The Mifflinburg Planning Commission is meeting today at 4:30 P.M. in the Borough Office at 120 North Third Street to elect officers and review development and zoning matters that could touch neighborhoods, schools and local property owners.
The agenda, prepared by Borough Secretary Tina DeFord, calls for the commission to elect its leadership, approve minutes from November and hold public comment with a four-minute time limit per speaker. Commissioners will hear updates and communications, including confirmation that the Ritz-Craft Mill final plan has been signed and that comments on the borough’s annual report were circulated to members by email.
A zoning report from Garrett Enders is listed for the meeting, followed by a presentation and discussion of a revised plan for the high school athletic stadium. The stadium review is likely to cover site layout, parking and circulation, and impacts on the surrounding neighborhood and school operations. For Mifflinburg residents, the stadium item is potentially consequential: changes could influence traffic patterns on school days and event nights, public-safety coordination, and the way the borough balances investment in school facilities with broader land-use priorities.
Another central item is a discussion of short-term rentals and the special conditions or requirements the borough might impose. The commission will consider what specifications should apply to short-term rental operators, a debate local officials across the country have been managing as towns balance tourism and supplemental income for homeowners with housing availability, neighborhood quality of life and safety regulations. In Mifflinburg, this discussion could affect local housing stock, property values and the experience of year-round neighbors.
The meeting structure provides for member comments before adjournment, offering commissioners a chance to frame next steps. The combination of officer elections and substantive land-use items means the meeting will shape both the Planning Commission’s direction and immediate policy choices.

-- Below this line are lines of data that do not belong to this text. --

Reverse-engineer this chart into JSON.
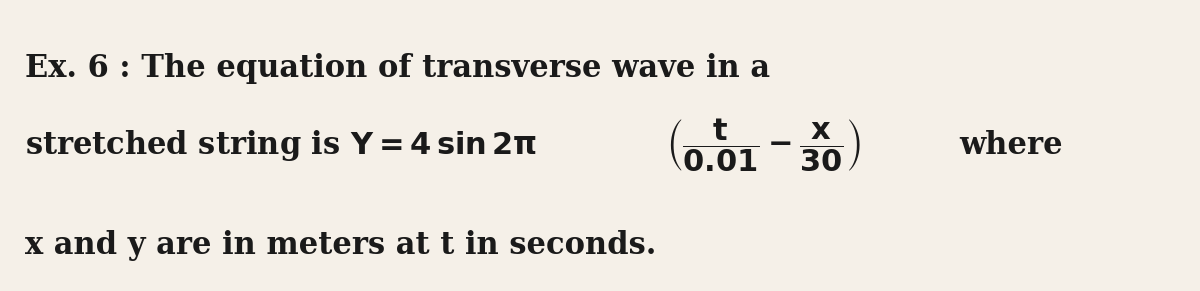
{
  "bg_color": "#f5f0e8",
  "text_color": "#1a1a1a",
  "line1": "Ex. 6 : The equation of transverse wave in a",
  "line3": "x and y are in meters at t in seconds.",
  "fig_width": 12.0,
  "fig_height": 2.91,
  "dpi": 100
}
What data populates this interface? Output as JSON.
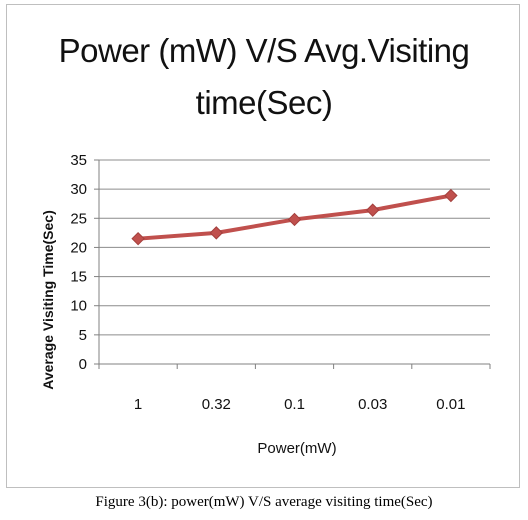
{
  "chart_data": {
    "type": "line",
    "title_lines": [
      "Power (mW) V/S Avg.Visiting",
      "time(Sec)"
    ],
    "xlabel": "Power(mW)",
    "ylabel": "Average Visiting Time(Sec)",
    "categories": [
      "1",
      "0.32",
      "0.1",
      "0.03",
      "0.01"
    ],
    "series": [
      {
        "values": [
          21.5,
          22.5,
          24.8,
          26.4,
          28.9
        ]
      }
    ],
    "ylim": [
      0,
      35
    ],
    "yticks": [
      "0",
      "5",
      "10",
      "15",
      "20",
      "25",
      "30",
      "35"
    ],
    "grid": true,
    "legend": "none",
    "colors": {
      "line": "#c0504d",
      "marker": "#c0504d",
      "grid": "#8c8c8c"
    }
  },
  "caption": "Figure 3(b): power(mW) V/S average visiting time(Sec)"
}
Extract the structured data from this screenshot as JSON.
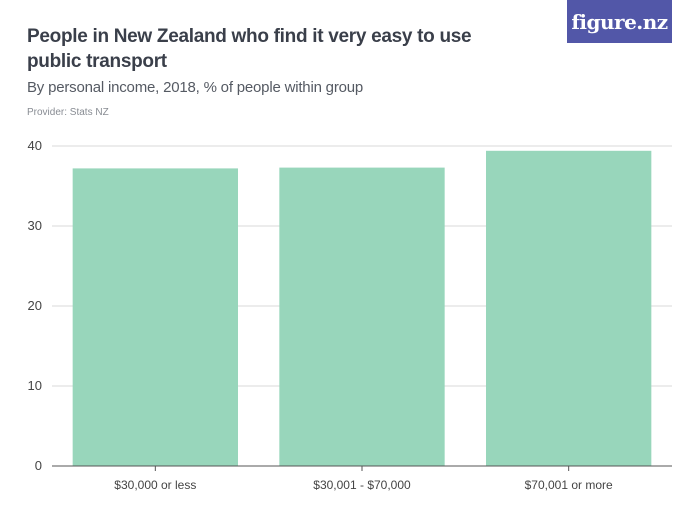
{
  "header": {
    "title": "People in New Zealand who find it very easy to use public transport",
    "subtitle": "By personal income, 2018, % of people within group",
    "provider": "Provider: Stats NZ",
    "logo_text": "figure.nz"
  },
  "colors": {
    "bar": "#98d6bb",
    "grid": "#d9d9d9",
    "axis": "#555555",
    "logo_bg": "#5257a8"
  },
  "chart_data": {
    "type": "bar",
    "title": "People in New Zealand who find it very easy to use public transport",
    "subtitle": "By personal income, 2018, % of people within group",
    "categories": [
      "$30,000 or less",
      "$30,001 - $70,000",
      "$70,001 or more"
    ],
    "values": [
      37.2,
      37.3,
      39.4
    ],
    "ylim": [
      0,
      40
    ],
    "yticks": [
      0,
      10,
      20,
      30,
      40
    ],
    "xlabel": "",
    "ylabel": "",
    "grid": true,
    "legend": "none"
  }
}
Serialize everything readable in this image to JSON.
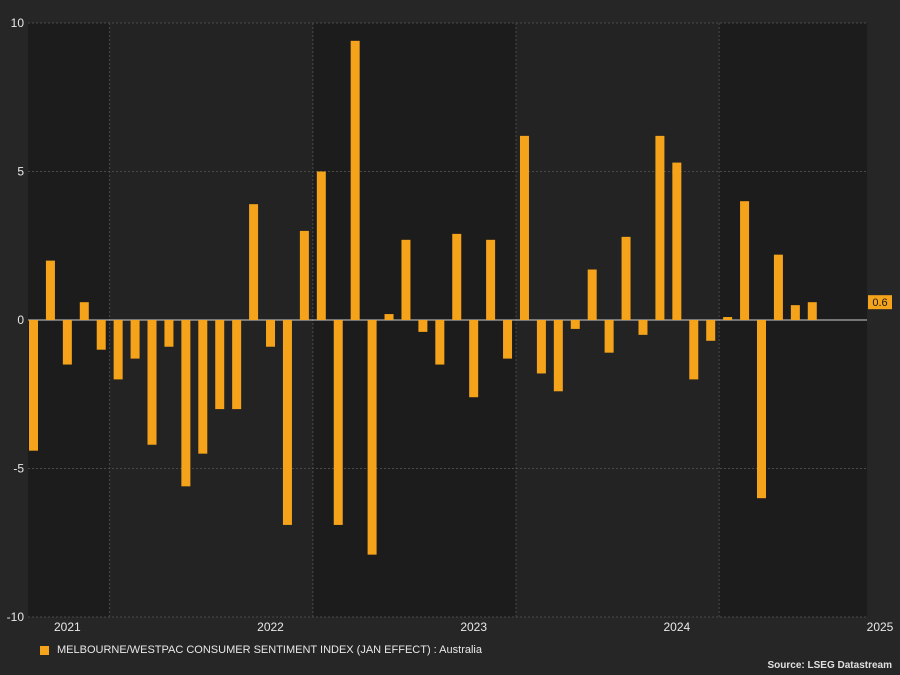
{
  "chart_data": {
    "type": "bar",
    "title": "",
    "xlabel": "",
    "ylabel": "",
    "ylim": [
      -10,
      10
    ],
    "yticks": [
      10,
      5,
      0,
      -5,
      -10
    ],
    "year_labels": [
      {
        "label": "2021",
        "index": 2
      },
      {
        "label": "2022",
        "index": 14
      },
      {
        "label": "2023",
        "index": 26
      },
      {
        "label": "2024",
        "index": 38
      },
      {
        "label": "2025",
        "index": 50
      }
    ],
    "year_boundaries_at_index": [
      5,
      17,
      29,
      41
    ],
    "grid": true,
    "legend_position": "bottom-left",
    "series": [
      {
        "name": "MELBOURNE/WESTPAC CONSUMER SENTIMENT INDEX (JAN EFFECT) : Australia",
        "color": "#f5a31a",
        "values": [
          -4.4,
          2.0,
          -1.5,
          0.6,
          -1.0,
          -2.0,
          -1.3,
          -4.2,
          -0.9,
          -5.6,
          -4.5,
          -3.0,
          -3.0,
          3.9,
          -0.9,
          -6.9,
          3.0,
          5.0,
          -6.9,
          9.4,
          -7.9,
          0.2,
          2.7,
          -0.4,
          -1.5,
          2.9,
          -2.6,
          2.7,
          -1.3,
          6.2,
          -1.8,
          -2.4,
          -0.3,
          1.7,
          -1.1,
          2.8,
          -0.5,
          6.2,
          5.3,
          -2.0,
          -0.7,
          0.1,
          4.0,
          -6.0,
          2.2,
          0.5,
          0.6
        ]
      }
    ],
    "last_value_label": "0.6"
  },
  "legend": {
    "label": "MELBOURNE/WESTPAC CONSUMER SENTIMENT INDEX (JAN EFFECT) : Australia"
  },
  "source": "Source: LSEG Datastream",
  "colors": {
    "background": "#262626",
    "plot_background": "#1c1c1c",
    "alt_band": "#232323",
    "bar": "#f5a31a",
    "axis_text": "#e8e8e8"
  }
}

For residents, the meeting is where leadership that interprets zoning and development policy will be chosen and where decisions about school facilities and short-term rental standards begin to take shape. Outcomes could lead to formal applications, revisions to zoning rules, or recommendations to borough council, and they set the tone for how Mifflinburg navigates growth while preserving community character. Watch for the commission’s decisions and subsequent public notices for opportunities to review drafts or take part in future hearings.